Anti-abortion billboards, meanwhile, claim that the “most dangerous place for an African American is in the womb.” Slogans like this only make sense if the viewer already believes that Black women are inherently dangerous to children and are bad mothers until proven otherwise.
Anti-trans and racist harassment have historically reinforced one another. For example, laws banning trans women from participating on women’s sports teams permit “suspicion-based tests” of someone’s testosterone levels. These tests are disproportionately performed on cisgender women of color who might not conform to the norms and aesthetics of white femininity.
Reproductive justice includes chosen family
To participate in my study, trans women didn’t need biological or legal connections to their children.
Skyi, 29, met one of her kids at a drag show.
“She approached me and was like, ‘You’re gorgeous. Could you be my drag mom?’” Skyi said.
Maria, 33, became a mother to kids she met while doing youth outreach in her community. She didn’t know that she was their mother until some of them tagged her on Instagram to celebrate Mother’s Day.
Other authors have argued that “anti-grooming” laws that purport to “protect youth” often do the opposite. I agree. Criminalizing LGBTQ events or preventing LGBTQ adults from working with youth will effectively isolate young people from caring adults in their community.

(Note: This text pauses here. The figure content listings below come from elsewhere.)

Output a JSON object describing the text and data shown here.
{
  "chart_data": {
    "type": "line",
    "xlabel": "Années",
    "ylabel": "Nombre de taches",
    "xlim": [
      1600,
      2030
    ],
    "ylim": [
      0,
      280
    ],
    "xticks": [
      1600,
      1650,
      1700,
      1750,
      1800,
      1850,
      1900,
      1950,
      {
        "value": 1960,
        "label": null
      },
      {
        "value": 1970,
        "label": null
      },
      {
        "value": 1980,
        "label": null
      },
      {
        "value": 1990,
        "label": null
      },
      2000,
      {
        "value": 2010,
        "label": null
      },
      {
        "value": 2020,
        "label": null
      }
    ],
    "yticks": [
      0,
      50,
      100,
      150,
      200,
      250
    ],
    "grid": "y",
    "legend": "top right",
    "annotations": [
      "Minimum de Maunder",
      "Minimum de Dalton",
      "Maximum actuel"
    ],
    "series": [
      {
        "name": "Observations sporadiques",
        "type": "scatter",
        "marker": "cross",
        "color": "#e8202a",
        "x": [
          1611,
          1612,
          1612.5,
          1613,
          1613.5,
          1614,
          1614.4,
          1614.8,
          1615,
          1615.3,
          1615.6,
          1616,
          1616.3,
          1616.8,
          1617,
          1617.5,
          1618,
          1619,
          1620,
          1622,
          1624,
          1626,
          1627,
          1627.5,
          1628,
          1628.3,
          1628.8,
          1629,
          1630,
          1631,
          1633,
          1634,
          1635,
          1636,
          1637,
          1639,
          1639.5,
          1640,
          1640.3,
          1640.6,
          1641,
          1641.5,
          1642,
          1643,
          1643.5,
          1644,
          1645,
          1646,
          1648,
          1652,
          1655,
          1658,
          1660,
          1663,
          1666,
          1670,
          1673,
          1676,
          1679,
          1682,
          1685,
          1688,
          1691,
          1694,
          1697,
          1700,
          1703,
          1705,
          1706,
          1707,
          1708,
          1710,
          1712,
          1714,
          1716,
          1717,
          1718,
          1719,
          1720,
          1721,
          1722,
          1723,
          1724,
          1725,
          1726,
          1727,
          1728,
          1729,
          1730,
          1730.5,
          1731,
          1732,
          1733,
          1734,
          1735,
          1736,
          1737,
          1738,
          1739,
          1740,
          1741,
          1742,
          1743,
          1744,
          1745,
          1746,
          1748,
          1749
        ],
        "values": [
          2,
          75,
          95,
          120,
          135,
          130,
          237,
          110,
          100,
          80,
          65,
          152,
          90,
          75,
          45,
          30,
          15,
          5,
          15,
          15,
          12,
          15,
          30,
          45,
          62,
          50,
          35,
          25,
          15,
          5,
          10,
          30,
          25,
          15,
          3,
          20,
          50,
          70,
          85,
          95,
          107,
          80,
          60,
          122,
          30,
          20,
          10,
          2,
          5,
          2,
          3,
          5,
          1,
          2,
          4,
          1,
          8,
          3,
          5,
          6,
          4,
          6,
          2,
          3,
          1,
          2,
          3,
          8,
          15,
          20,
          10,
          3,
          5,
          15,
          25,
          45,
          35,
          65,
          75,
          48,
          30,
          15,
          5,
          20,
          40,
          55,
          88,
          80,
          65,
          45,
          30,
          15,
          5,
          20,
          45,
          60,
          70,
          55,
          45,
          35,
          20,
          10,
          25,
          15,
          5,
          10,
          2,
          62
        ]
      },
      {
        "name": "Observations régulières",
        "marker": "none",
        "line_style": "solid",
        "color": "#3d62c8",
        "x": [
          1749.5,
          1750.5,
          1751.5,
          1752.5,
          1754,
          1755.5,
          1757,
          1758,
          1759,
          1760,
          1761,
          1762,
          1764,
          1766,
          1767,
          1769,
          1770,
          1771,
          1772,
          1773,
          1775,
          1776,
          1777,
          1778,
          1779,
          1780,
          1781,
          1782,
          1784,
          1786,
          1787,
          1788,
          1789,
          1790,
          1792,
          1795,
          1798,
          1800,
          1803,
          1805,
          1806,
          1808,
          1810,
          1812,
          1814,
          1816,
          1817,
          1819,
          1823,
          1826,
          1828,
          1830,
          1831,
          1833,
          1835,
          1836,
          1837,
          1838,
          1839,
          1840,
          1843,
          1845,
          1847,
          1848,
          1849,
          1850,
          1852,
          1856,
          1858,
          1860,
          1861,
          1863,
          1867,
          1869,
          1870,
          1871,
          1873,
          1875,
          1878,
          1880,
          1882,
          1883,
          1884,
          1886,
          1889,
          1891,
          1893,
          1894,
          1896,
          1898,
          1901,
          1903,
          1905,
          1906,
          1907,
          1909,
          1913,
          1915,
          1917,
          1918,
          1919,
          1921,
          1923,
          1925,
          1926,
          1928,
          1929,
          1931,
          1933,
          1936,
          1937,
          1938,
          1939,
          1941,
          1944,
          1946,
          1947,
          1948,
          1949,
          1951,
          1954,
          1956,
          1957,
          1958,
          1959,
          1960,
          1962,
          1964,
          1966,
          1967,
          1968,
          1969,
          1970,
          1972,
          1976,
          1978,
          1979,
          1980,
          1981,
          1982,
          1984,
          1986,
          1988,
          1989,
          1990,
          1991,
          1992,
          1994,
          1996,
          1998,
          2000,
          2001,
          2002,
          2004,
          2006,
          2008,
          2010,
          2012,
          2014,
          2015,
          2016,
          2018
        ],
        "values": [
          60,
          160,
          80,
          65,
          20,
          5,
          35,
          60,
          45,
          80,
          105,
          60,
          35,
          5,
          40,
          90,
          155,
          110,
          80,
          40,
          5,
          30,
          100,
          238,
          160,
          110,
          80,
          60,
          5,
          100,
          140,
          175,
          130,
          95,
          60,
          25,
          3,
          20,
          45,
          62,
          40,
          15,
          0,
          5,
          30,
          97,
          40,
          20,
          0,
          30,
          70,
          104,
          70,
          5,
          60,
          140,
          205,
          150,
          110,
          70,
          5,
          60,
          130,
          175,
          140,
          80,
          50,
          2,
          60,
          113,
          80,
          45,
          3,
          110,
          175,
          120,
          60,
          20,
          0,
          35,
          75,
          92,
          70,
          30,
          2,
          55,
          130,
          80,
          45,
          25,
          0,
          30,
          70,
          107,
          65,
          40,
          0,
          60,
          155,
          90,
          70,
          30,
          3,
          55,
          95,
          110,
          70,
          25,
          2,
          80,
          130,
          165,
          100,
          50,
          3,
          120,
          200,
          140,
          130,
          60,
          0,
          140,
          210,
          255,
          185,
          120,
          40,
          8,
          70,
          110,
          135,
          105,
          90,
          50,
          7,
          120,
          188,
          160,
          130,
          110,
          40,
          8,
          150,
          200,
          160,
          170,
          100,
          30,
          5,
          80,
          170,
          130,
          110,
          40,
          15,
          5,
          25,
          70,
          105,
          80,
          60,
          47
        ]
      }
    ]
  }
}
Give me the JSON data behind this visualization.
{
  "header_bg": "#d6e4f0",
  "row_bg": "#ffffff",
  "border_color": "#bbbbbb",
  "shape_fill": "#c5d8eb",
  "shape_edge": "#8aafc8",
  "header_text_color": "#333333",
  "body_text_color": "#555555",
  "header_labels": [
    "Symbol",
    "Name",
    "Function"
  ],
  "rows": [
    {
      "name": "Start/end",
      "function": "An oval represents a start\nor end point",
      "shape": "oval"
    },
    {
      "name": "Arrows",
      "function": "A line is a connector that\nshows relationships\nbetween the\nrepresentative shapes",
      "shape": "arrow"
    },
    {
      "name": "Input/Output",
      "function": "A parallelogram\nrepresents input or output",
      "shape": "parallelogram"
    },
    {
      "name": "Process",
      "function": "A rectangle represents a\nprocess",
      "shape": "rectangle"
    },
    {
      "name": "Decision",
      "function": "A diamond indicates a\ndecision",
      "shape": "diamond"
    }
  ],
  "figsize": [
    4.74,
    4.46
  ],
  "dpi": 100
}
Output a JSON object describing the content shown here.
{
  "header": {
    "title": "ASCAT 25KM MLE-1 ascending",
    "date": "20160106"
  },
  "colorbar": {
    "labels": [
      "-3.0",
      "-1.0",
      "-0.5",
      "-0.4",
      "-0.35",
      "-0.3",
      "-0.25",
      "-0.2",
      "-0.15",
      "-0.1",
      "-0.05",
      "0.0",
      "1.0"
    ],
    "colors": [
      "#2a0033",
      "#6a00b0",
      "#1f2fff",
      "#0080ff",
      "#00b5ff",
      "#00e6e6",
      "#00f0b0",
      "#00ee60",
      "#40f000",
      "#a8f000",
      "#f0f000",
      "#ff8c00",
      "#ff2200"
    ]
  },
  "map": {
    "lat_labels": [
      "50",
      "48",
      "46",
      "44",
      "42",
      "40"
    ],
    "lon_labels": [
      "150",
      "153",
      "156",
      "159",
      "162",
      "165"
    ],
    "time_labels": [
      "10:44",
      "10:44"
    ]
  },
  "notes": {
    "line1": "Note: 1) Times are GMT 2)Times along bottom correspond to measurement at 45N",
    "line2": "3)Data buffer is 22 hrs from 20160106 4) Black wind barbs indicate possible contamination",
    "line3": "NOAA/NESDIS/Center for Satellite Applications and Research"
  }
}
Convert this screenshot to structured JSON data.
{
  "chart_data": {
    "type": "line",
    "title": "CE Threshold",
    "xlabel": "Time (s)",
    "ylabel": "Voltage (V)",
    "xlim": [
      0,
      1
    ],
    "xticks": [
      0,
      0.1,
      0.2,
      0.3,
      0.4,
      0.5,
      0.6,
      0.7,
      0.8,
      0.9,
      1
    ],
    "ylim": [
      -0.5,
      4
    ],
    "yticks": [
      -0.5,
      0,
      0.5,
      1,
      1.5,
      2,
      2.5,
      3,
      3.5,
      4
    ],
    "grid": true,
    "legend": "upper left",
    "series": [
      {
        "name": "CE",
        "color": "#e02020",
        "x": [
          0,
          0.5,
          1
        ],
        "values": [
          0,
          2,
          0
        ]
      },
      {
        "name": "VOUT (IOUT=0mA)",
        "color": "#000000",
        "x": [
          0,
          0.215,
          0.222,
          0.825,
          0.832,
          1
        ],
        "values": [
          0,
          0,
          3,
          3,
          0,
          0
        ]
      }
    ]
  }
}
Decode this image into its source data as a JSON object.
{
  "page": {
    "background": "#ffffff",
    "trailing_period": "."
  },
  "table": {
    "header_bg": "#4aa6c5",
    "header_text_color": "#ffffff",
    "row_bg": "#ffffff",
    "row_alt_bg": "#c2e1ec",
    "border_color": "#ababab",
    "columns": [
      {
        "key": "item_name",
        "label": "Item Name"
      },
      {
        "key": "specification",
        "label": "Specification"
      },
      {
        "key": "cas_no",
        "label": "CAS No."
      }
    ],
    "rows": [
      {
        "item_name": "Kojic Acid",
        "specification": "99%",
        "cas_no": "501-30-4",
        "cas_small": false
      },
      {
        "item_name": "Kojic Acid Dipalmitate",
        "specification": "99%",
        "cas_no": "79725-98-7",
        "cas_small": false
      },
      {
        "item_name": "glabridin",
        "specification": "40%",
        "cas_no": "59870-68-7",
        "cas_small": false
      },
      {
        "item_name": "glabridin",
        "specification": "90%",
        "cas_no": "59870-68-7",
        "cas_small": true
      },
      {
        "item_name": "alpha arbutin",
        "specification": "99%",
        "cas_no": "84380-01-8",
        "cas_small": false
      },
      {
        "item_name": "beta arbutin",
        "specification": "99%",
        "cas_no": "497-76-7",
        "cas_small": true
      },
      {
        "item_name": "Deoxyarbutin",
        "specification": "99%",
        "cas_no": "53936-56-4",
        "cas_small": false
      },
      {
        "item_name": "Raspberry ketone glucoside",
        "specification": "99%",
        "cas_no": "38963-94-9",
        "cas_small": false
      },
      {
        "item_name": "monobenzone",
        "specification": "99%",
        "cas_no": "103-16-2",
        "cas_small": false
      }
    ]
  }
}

In other words, if so-called “anti-grooming” laws are enacted, women like Skyi and Maria might never have met their kids. This is the hypocrisy of “family values” that only recognize and support an extremely limited definition of family.
If you’re wondering whether reproductive justice includes chosen family, we need only look to the origin of the term. Black feminists coined the concept of reproductive justice in the fight against population control. And for Black feminists, “family” has always implied extended kinship networks rather than private, nuclear families set apart from their communities.
The “groomer” stereotype creates barriers to building all kinds of families. Fortunately, reproductive justice provides an excellent set of tools for fighting anti-LGBTQ hate, including a network of cross-movement coalitions, a commitment to body autonomy, and an understanding of how racial, economic, and gender inequalities work together to shape our everyday lives.